“We have repeatedly confirmed our readiness to provide a Moscow platform for further dialogue at the level of the foreign ministers of Armenia and Azerbaijan on the issues of normalizing bilateral relations and signing a peace treaty,” Deputy Foreign Minister Mikhail Galuzin told reporters.
“This readiness of ours is unchanged. When we agree on the dates of such an event, we will announce it in a timely manner,” he said, according to Russian news agencies.
Moscow first made such an offer last month as it sought to sideline the West and regain the initiative in the Armenian-Azerbaijani negotiation process. A Russian Foreign Ministry spokeswoman suggested recently that the talks between the Russian, Armenian and Azerbaijani foreign ministers could pave the way for another summit of the leaders of the three nations. Russian President Vladimir Putin expressed readiness on October 13 to host such a summit.
Armenia now seems to prefer Western mediation of the peace talks amid its unprecedented tensions with Russia. They deepened further after Moscow’s failure to prevent, stop or even condemn Azerbaijan’s September 19-20 military offensive in Nagorno-Karabakh.
Lavrov held talks with Azerbaijani Foreign Minister Jeyhun Bayramov but not Armenia’s Ararat Mirzoyan on the sidelines of a multilateral ministerial meeting in Tehran on October 23. Lavrov and Bayramov also twice spoke by phone in the following days. No such phone conversations were reported between the top Russian and Armenian diplomats.
Armenian Prime Minister Nikol Pashinian and Azerbaijani President Ilham Aliyev were scheduled to meet on the fringes of the European Union’s October 5 summit in Granada, Spain. Pashinian hoped that they will sign there a document laying out the main parameters of the Armenian-Azerbaijani peace treaty.
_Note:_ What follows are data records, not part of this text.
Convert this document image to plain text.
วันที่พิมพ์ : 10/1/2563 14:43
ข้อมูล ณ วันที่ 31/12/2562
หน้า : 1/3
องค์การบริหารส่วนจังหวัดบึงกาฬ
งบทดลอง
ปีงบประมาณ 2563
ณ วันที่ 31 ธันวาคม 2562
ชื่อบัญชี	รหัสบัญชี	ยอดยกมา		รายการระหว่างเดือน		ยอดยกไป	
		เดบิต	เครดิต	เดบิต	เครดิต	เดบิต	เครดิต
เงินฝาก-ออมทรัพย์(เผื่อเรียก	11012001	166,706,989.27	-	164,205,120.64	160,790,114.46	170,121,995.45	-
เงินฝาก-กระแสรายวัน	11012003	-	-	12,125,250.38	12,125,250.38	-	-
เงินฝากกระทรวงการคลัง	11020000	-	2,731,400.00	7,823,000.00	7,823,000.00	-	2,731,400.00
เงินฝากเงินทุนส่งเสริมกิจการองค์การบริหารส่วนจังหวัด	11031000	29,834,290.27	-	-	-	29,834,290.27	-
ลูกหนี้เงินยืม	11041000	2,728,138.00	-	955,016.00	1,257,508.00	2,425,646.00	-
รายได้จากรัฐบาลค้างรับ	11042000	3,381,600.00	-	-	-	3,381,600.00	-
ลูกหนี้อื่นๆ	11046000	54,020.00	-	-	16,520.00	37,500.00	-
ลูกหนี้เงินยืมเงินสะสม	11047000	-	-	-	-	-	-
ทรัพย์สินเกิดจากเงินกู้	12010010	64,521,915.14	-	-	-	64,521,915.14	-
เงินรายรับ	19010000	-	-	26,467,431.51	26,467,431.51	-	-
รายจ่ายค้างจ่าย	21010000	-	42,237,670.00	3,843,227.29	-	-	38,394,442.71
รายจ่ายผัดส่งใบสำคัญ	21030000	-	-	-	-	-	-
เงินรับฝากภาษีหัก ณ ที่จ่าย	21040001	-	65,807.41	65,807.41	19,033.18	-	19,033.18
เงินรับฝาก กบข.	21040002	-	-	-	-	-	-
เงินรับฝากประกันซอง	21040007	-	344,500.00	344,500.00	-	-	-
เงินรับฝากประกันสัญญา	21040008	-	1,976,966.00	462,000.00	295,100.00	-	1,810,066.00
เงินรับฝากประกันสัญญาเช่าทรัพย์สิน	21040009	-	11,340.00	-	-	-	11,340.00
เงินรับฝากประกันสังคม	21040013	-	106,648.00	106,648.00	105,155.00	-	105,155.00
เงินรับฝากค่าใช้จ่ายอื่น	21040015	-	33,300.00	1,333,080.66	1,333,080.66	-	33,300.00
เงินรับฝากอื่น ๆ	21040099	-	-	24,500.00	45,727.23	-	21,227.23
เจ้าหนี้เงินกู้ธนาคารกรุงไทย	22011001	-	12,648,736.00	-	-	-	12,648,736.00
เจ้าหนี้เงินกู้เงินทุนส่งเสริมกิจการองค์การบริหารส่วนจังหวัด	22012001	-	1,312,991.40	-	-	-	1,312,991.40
However, Aliyev withdrew from the talks at the last minute. He also appears to have cancelled another meeting which EU Council President Charles Michel planned to host in Brussels later in October.
Visiting the Belgian capital on Friday, the secretary of Armenia’s Security Council, Armen Grigorian, expressed hope that the EU-mediated talks will take place “in the near future.” Yerevan, he said, is ready to “come to Brussels, reach the final point and sign the peace treaty.”